Assembly Implementation

This assembly implementation for x86 uses the same algorithm as above and similarly relies on a NULL base pointer to be placed near the top of the stack. Rather than print the contents of the stack, however, it builds an array of addresses which can then be resolved into symbol names.

; Walks backwards through the call stack and builds a list of return addresses.
; Args:
;  * Array of 32-bit addresses.
;  * Maximum number of elements in array.
; Return value: The number of addresses stored in the array.
; Calling convention: cdecl
[global walk_stack]
walk_stack:
    ; Create stack frame & save caller's EDI and EBX.
    push ebp
    mov  ebp,       esp
    sub  esp,       8
    mov  [ebp - 4], edi
    mov  [ebp - 8], ebx
    ; Set up local registers.
    xor  eax,       eax         ; EAX = return value (number of stack frames found).
    mov  ebx,       [esp +  8]  ; EBX = old EBP.
    mov  edi,       [esp + 16]  ; Destination array pointer in EDI.
    mov  ecx,       [esp + 20]  ; Maximum array size in ECX.
.walk:
    ; Walk backwards through EBP linked list, storing return addresses in EDI array.
    test ebx,       ebx
    jz   .done
    mov  edx,       [ebx +  4]  ; EDX = previous stack frame's IP.
    mov  ebx,       [ebx +  0]  ; EBX = previous stack frame's BP.
    mov  [edi],     edx         ; Copy IP.
    add  edi,       4
    inc  eax
    loop .walk
.done:
    ; Restore caller's EDI and EBX, leave stack frame & return EAX.
    mov  edi,       [ebp - 4]
    mov  ebx,       [ebp - 8]
    leave
    ret

Resolving Function Names

The next step in producing meaningful output from a stack trace is to find the names of the functions containing the addresses found during the stack walk.
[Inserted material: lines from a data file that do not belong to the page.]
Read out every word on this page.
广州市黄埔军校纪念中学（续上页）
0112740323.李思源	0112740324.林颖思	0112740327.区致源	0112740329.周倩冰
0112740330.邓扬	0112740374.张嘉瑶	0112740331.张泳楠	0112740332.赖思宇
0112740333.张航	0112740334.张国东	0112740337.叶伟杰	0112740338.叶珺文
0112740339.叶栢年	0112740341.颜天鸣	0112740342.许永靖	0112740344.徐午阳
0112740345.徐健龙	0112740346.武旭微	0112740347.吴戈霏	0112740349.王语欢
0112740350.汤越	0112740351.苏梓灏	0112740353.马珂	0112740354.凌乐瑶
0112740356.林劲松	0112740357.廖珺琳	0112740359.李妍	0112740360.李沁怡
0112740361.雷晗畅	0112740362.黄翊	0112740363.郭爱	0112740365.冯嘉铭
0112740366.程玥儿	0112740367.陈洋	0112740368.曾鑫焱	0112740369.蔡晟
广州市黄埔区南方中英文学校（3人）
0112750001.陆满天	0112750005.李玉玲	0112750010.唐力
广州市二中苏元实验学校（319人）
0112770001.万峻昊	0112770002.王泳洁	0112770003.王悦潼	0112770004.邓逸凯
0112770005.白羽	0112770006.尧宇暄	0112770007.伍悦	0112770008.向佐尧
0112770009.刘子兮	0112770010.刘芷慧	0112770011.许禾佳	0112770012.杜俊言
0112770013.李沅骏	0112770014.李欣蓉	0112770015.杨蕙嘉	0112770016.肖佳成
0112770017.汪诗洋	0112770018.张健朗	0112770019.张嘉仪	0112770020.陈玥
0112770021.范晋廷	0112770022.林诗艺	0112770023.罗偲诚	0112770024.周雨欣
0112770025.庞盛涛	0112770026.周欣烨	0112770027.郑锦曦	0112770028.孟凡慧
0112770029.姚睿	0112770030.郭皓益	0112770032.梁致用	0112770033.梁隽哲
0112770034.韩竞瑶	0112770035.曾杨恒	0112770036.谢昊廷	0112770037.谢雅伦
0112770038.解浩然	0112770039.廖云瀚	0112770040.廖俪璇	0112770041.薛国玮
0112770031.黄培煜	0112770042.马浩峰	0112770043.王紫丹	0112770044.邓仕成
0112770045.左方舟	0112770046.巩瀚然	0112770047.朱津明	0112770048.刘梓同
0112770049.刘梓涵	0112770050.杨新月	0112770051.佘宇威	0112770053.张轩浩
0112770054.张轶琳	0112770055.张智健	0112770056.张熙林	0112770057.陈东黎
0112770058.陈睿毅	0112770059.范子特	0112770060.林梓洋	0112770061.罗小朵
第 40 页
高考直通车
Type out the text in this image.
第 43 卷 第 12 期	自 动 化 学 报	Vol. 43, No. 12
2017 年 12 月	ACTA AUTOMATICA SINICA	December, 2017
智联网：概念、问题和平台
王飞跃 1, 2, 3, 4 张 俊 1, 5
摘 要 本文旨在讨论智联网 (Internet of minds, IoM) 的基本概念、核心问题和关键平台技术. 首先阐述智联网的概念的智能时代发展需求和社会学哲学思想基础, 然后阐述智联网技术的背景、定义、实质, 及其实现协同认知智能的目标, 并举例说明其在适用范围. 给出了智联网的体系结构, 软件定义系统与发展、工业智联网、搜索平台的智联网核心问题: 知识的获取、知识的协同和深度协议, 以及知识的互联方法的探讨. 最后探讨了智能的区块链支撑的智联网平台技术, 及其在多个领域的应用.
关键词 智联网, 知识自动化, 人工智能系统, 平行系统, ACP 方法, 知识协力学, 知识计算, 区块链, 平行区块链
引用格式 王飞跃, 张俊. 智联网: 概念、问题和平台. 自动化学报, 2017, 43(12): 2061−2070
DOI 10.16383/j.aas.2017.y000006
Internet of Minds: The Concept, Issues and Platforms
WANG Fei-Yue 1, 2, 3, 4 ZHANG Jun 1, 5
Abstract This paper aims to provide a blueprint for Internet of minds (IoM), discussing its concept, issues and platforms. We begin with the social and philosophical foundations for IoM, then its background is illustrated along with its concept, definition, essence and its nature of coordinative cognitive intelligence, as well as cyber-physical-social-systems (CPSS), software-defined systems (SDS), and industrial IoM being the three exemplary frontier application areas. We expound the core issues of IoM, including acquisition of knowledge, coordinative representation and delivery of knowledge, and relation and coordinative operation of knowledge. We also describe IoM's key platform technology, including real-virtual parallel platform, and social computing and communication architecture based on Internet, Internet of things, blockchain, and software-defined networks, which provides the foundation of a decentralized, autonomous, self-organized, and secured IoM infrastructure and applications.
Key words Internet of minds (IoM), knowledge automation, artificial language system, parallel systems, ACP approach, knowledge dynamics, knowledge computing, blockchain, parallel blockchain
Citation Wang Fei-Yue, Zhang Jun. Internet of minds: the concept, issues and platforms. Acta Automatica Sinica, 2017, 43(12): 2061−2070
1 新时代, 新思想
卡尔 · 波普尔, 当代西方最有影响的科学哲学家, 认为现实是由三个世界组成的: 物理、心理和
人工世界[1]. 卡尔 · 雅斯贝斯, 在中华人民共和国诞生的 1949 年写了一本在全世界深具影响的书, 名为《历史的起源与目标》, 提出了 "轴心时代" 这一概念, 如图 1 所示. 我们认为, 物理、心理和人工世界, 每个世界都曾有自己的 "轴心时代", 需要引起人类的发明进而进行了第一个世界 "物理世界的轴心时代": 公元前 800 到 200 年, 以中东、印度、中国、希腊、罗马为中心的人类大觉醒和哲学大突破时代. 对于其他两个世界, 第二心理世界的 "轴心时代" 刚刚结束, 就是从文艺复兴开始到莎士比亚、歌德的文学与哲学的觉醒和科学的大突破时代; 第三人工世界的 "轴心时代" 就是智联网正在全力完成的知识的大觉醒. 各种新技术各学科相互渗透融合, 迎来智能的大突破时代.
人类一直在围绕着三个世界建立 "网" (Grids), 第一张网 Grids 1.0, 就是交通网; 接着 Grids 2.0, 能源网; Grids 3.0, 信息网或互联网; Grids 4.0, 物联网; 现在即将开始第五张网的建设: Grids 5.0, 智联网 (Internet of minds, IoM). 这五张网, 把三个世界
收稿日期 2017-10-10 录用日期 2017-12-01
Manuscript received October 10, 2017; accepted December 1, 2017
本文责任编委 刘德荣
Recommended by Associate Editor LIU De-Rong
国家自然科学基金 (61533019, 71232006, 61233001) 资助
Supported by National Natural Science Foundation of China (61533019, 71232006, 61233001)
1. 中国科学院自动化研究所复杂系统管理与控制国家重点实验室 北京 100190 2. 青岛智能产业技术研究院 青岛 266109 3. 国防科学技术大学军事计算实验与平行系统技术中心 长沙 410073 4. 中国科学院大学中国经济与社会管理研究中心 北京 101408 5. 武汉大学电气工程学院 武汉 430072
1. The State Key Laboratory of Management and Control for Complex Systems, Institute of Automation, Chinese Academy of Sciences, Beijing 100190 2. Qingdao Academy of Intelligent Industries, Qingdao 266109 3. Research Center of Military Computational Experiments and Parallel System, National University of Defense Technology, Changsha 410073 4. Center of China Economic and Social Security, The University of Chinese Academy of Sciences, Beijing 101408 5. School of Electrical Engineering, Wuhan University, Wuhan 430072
When looking up the name of a function you have to find the biggest address smaller than the value you are looking for. This is because the return address saved by the call is the address of the jsr instruction, which will be offset within the function that is making the call.

To get the information you need to lookup function names you will need to either include debugging symbols in your kernel or load the map file created by your linker into the kernel's memory space. The map file shows the addresses of each of your functions. While you could include the entire map file, it is often quite large and inefficiently stored. Not only this but often functions are not listed in the order that they appear in the object file and the format is not amenable to tracing through to find a specific function.

One possible solution is to pre-process your map file to produce a smaller, more useful format for it. You could do this in a way that allows either binary or linear searching for a particular address. See NobleTech's Web site[1] for C# code showing a way of reading the map file produced by GNU ld and outputting a binary file that allows more efficient linear searching for symbols. A binary Win32 console application to do the pre-processing is also available for free from that site. C++ code that can be used in your kernel to look up function names in the pre-processed file format is also shown.